[新型コロナ・行動制限緩和] 慎重に状況見極めたい
( 9/24 付 )

 政府は新型コロナウイルスワクチンの接種進展を前提に行動制限を緩和する基本方針を決定、実施に向けた実証実験を10月に広域で行う。
 11月までに希望する国民全員に接種が行き渡ると見込んでおり、そのタイミングで感染拡大の防止とともに、社会経済活動の正常化へ道筋を付ける狙いがある。
 経済界は歓迎するが、医療界などでは国民の気の緩みにつながり、感染再拡大を招きかねないと慎重論が根強い。政府は感染や医療の状況を見極め、緩和に踏み切るスケジュールなど慎重に判断しなければならない。
 政府の緩和方針はマスク着用といった基本的な感染防止対策を維持した上で、緊急事態宣言下でも都道府県をまたぐ旅行や出張のほか、大規模イベントの開催を認める。飲食店の酒類提供を容認、大学などの部活動や感染リスクの高い課外活動も原則可能になる。

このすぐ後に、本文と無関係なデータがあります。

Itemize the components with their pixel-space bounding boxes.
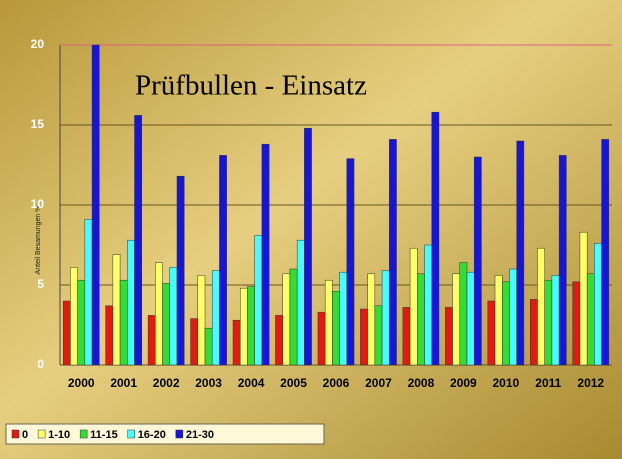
bar [169, 267, 178, 366]
bar [360, 308, 368, 366]
bar [409, 247, 418, 366]
x-tick-label: 2010 [492, 376, 519, 390]
bar [601, 139, 610, 366]
legend-label: 21-30 [186, 429, 214, 441]
legend-swatch [175, 429, 184, 439]
legend-swatch [79, 429, 88, 439]
x-tick-label: 2012 [577, 376, 604, 390]
bar [494, 275, 503, 366]
bar [176, 175, 185, 366]
legend-swatch [37, 429, 46, 439]
legend-label: 0 [22, 429, 28, 441]
x-tick-label: 2003 [195, 376, 222, 390]
bar [473, 156, 482, 366]
bar [487, 300, 496, 366]
x-tick-label: 2004 [238, 376, 265, 390]
bar [197, 275, 206, 366]
bar [339, 271, 348, 366]
bar [239, 287, 248, 366]
bar [147, 315, 156, 366]
bar [332, 291, 340, 366]
bar [282, 273, 291, 366]
legend-label: 11-15 [90, 429, 118, 441]
bar [530, 299, 538, 366]
bar [275, 315, 283, 366]
bar [219, 155, 227, 366]
y-axis-label: Anteil Besamungen % [35, 206, 42, 275]
bar [84, 219, 93, 366]
bar [289, 268, 298, 366]
bar [424, 244, 433, 366]
bar [155, 262, 163, 366]
bar [586, 273, 595, 366]
bar [537, 247, 545, 366]
bar [572, 281, 581, 366]
bar [501, 281, 510, 366]
bar [204, 327, 213, 366]
bar [77, 279, 86, 366]
bar [91, 44, 100, 366]
bar [112, 254, 121, 366]
bar [544, 279, 553, 366]
y-tick-label: 5 [37, 277, 44, 291]
bar [324, 279, 333, 366]
y-tick-label: 10 [31, 197, 45, 211]
bar [452, 273, 461, 366]
legend-label: 16-20 [138, 429, 166, 441]
y-tick-label: 15 [31, 117, 45, 131]
bar [317, 311, 326, 366]
legend-box [5, 423, 325, 445]
bar [402, 307, 411, 366]
bar [211, 270, 220, 366]
bar [190, 318, 199, 366]
y-tick-label: 20 [31, 37, 45, 51]
bar [232, 319, 241, 366]
bar [105, 305, 114, 366]
x-tick-label: 2001 [110, 376, 137, 390]
x-tick-label: 2006 [323, 376, 350, 390]
y-tick-label: 0 [37, 357, 44, 371]
bar [374, 305, 383, 366]
bar [558, 155, 567, 366]
bar [127, 239, 135, 366]
bar [134, 115, 142, 366]
bar [70, 267, 78, 366]
legend-swatch [11, 429, 20, 439]
bar [417, 273, 425, 366]
x-tick-label: 2005 [280, 376, 307, 390]
x-tick-label: 2007 [365, 376, 392, 390]
x-tick-label: 2008 [408, 376, 435, 390]
bar [296, 239, 305, 366]
bar [579, 231, 588, 366]
bar [509, 268, 517, 366]
bar [516, 140, 525, 366]
chart-title: Prüfbullen - Einsatz [135, 70, 367, 102]
bar [247, 286, 255, 366]
bar [62, 300, 71, 366]
bar [381, 270, 390, 366]
bar [119, 279, 128, 366]
bar [594, 243, 602, 366]
bar [304, 127, 312, 366]
x-tick-label: 2009 [450, 376, 477, 390]
x-tick-label: 2000 [68, 376, 95, 390]
bar [459, 262, 468, 366]
bar [389, 139, 397, 366]
bar [431, 111, 440, 366]
bar [346, 158, 355, 366]
bar [466, 271, 475, 366]
bar [445, 307, 453, 366]
bar [367, 273, 376, 366]
x-tick-label: 2002 [153, 376, 180, 390]
legend-label: 1-10 [48, 429, 70, 441]
bar [162, 283, 171, 366]
bar [254, 235, 263, 366]
legend-swatch [127, 429, 135, 439]
bar [551, 275, 560, 366]
x-tick-label: 2011 [535, 376, 561, 390]
bar [261, 143, 270, 366]
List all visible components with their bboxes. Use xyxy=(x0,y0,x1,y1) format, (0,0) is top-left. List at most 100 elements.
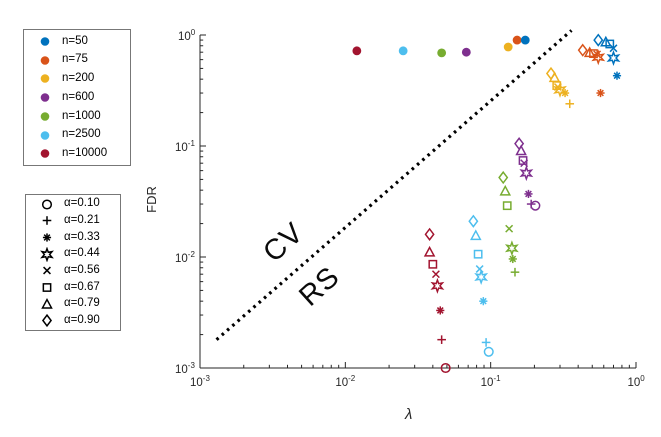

 こうした緩和策で活用するのが「ワクチン・検査パッケージ」だ。2回のワクチン接種を終えた接種済証か、PCR検査や抗原検査の陰性証明の提示を求める仕組みである。他人への感染を防ぐ一定の効果が期待できるだろう。未接種者が不利益を被らない制度設計も欠かせない。
 ただ、宣言下で酒類提供などを認める方針に対し、政府の新型コロナ感染症対策分科会の尾身茂会長は国会で異論を唱え、「ワクチンの感染予防効果は完璧ではない」と指摘。全国知事会も「緩和のみが目立ち、国民を楽観させることは不適切」と懸念を示した。
 日本ではワクチンを2回接種した人の割合が人口の5割を超え、アジア・太平洋地域各国もウイルスと共存する戦略に転換し始めている。しかし、懸念材料を積み残したまま緩和に前のめりになれば国民の理解は得られまい。
 実証実験では十分な感染対策を取っている第三者認証を受けた飲食店に酒類提供を認め、コンサートホールでは定員に対する収容率を引き上げる。いずれも接種済証などをスタッフが確実にチェックできるかどうか検証する。福岡県などが参加する見通しだ。
 長引く自粛で飲食店など多くの業種が苦境に立たされている。実験の結果を広く公開し、国民的な議論を通じて経済活動再開を模索する必要がある。
 政府は段階的に緩和し、感染再拡大時には強い行動制限に戻す方針を示している。だが、それでは宣言を繰り返し発令し、国民に「自粛疲れ」をもたらした教訓が生かされない。
 冬場に向けて流行の「第6波」は避けられないとみる専門家は多い。コロナ禍からの「出口戦略」を探りつつ、まずは感染者を徹底的に抑え込むことに全力を挙げるべきである。